The design and build of 100 first generation smart ed electric vehicles was managed by Zytek, including support for fleet trials, and the company is now working with smart to manufacture the second generation electric vehicle at ‘smartville’ in Hambach, France.
In October 2009, Zytek was selected to provide a highly integrated 70 kW powertrain to a new joint venture company being established by US truck supplier Navistar and British electric commercial vehicle specialist Modec. (Earlier post.)
Lighter, smaller, and costs how much?
Posted by: kelly | 12 May 2010 at 11:45 AM
Costs much more than a whole used vehicle. ..HG..
Posted by: Henry Gibson | 12 May 2010 at 02:25 PM
That motor/transaxle unit is positively minuscule.
The one thing I'd worry about is the PM motor design, which is dependent upon rare-earth magnets. If the general electronic design can be easily adapted to induction motors, rare-earth supplies are not a factor.

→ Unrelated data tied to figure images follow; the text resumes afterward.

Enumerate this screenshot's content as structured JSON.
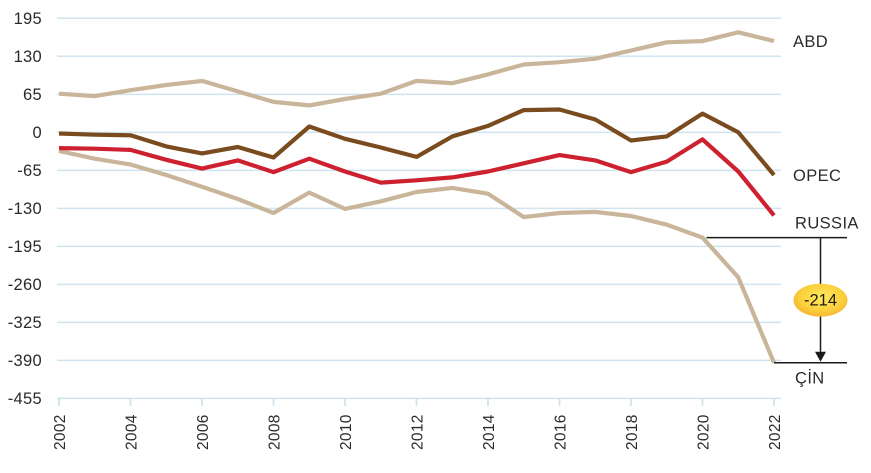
{
  "chart_data": {
    "type": "line",
    "title": "",
    "xlabel": "",
    "ylabel": "",
    "x": [
      2002,
      2003,
      2004,
      2005,
      2006,
      2007,
      2008,
      2009,
      2010,
      2011,
      2012,
      2013,
      2014,
      2015,
      2016,
      2017,
      2018,
      2019,
      2020,
      2021,
      2022
    ],
    "x_ticks": [
      "2002",
      "2004",
      "2006",
      "2008",
      "2010",
      "2012",
      "2014",
      "2016",
      "2018",
      "2020",
      "2022"
    ],
    "y_ticks": [
      "195",
      "130",
      "65",
      "0",
      "-65",
      "-130",
      "-195",
      "-260",
      "-325",
      "-390",
      "-455"
    ],
    "ylim": [
      -455,
      195
    ],
    "xlim": [
      2002,
      2022
    ],
    "grid": "horizontal",
    "grid_color": "#cfe4ee",
    "text_color": "#2b2b2b",
    "legend_position": "right-end-labels",
    "series": [
      {
        "name": "ABD",
        "color": "#c9b59a",
        "values": [
          66,
          62,
          72,
          81,
          88,
          70,
          52,
          46,
          57,
          66,
          88,
          84,
          99,
          116,
          120,
          126,
          140,
          154,
          156,
          171,
          156
        ]
      },
      {
        "name": "OPEC",
        "color": "#7a4b1e",
        "values": [
          -2,
          -4,
          -5,
          -24,
          -36,
          -25,
          -43,
          10,
          -11,
          -26,
          -42,
          -7,
          11,
          38,
          39,
          22,
          -14,
          -7,
          32,
          0,
          -73
        ]
      },
      {
        "name": "RUSSIA",
        "color": "#cd2130",
        "values": [
          -27,
          -28,
          -30,
          -47,
          -62,
          -48,
          -68,
          -45,
          -67,
          -86,
          -82,
          -77,
          -67,
          -53,
          -39,
          -48,
          -68,
          -50,
          -12,
          -67,
          -142
        ]
      },
      {
        "name": "ÇİN",
        "color": "#c9b59a",
        "values": [
          -32,
          -45,
          -55,
          -73,
          -93,
          -114,
          -138,
          -103,
          -131,
          -118,
          -102,
          -95,
          -105,
          -145,
          -138,
          -136,
          -143,
          -158,
          -180,
          -248,
          -394
        ]
      }
    ],
    "annotation": {
      "label": "-214",
      "series": "ÇİN",
      "from_year": 2020,
      "to_year": 2022,
      "line_color": "#1a1a1a",
      "ellipse_color_center": "#ffe95e",
      "ellipse_color_mid": "#fcd03c",
      "ellipse_color_edge": "#f0a22c"
    }
  }
}
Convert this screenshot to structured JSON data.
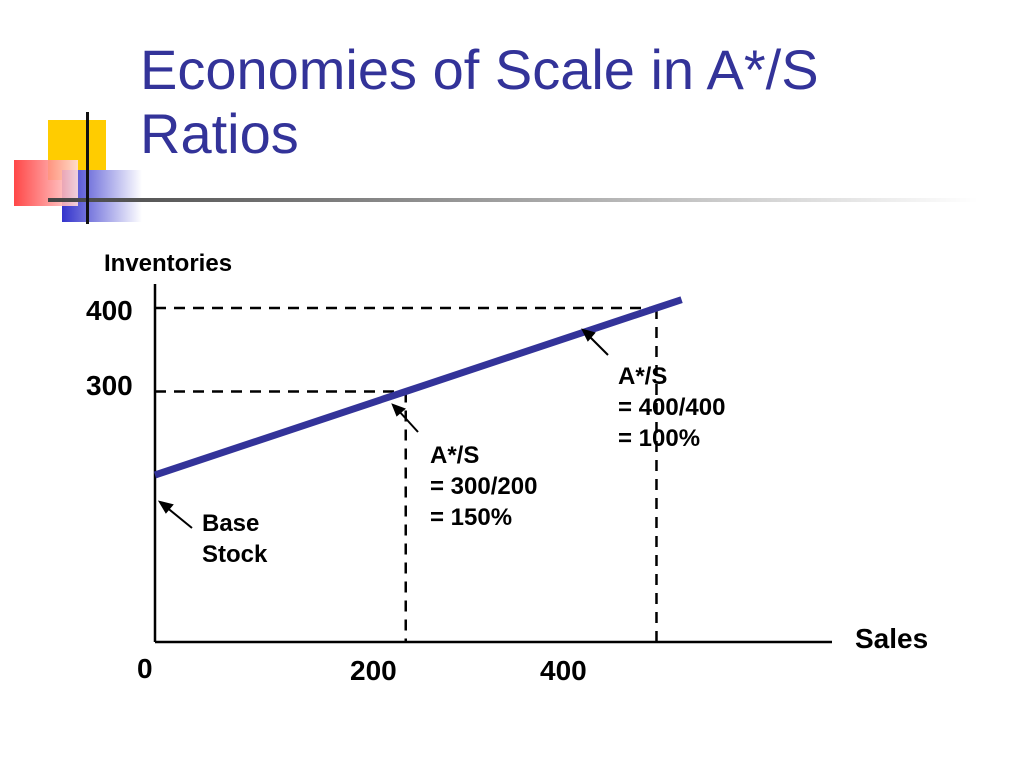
{
  "slide": {
    "title_line1": "Economies of Scale in A*/S",
    "title_line2": "Ratios"
  },
  "colors": {
    "title": "#333399",
    "line": "#333399",
    "accent_yellow": "#ffcc00",
    "accent_blue": "#3333cc",
    "accent_red": "#ff3333"
  },
  "chart_data": {
    "type": "line",
    "ylabel": "Inventories",
    "xlabel": "Sales",
    "x_ticks": [
      "0",
      "200",
      "400"
    ],
    "y_ticks": [
      "300",
      "400"
    ],
    "series": [
      {
        "x": [
          0,
          200,
          400,
          420
        ],
        "y": [
          200,
          300,
          400,
          410
        ]
      }
    ],
    "guides": [
      {
        "x": 200,
        "y": 300
      },
      {
        "x": 400,
        "y": 400
      }
    ],
    "annotations": [
      {
        "id": "base",
        "lines": [
          "Base",
          "Stock"
        ]
      },
      {
        "id": "a200",
        "lines": [
          "A*/S",
          "= 300/200",
          "= 150%"
        ]
      },
      {
        "id": "a400",
        "lines": [
          "A*/S",
          "= 400/400",
          "= 100%"
        ]
      }
    ],
    "xlim": [
      0,
      540
    ],
    "ylim": [
      0,
      400
    ],
    "grid": false
  }
}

Posted by: Engineer-Poet | 12 May 2010 at 08:25 PM
I like the SepEx motors myself.
Posted by: ai_vin | 12 May 2010 at 09:20 PM
Switched reluctance motors are even lighter, simpler, cheaper and more efficient than induction motors. ..HG..
Posted by: Henry Gibson | 13 May 2010 at 12:37 AM
If you package two of those modules driving the rear wheels of a vehicle (Lotus) you could put a small ICE and manual gearbox on the front wheels and make a hybrid
Posted by: 3PeaceSweet | 13 May 2010 at 12:38 PM
We may see drive line designs putting this in as an option everywhere. It just makes sense to offer it and let the market decide if they want it and if they think the costs are warranted.
Posted by: SJC | 13 May 2010 at 09:14 PM
I think it would be better to have the electric motors on the front wheels - but only if you plan to take advantage of regenerative braking. I say this because when you brake a car its weight transfers to the front wheels so putting the E-motors there lets you get more energy back. Of course that's only what I want, you might prefer to maximize acceleration.
Posted by: ai_vin | 13 May 2010 at 09:22 PM
I don't see an advantage to putting the controller where the heat is, especially in a range extended electric car. I can see the drive line having the option to plug in a motor, add batteries and controller for a different model.
Posted by: SJC | 15 May 2010 at 12:42 PM
They most have done a proper design allowing for the heat.. dont like the idea of a PM motor either.. but as long as heat/shock is kept low then its no problem, it allows for a simpler inverter.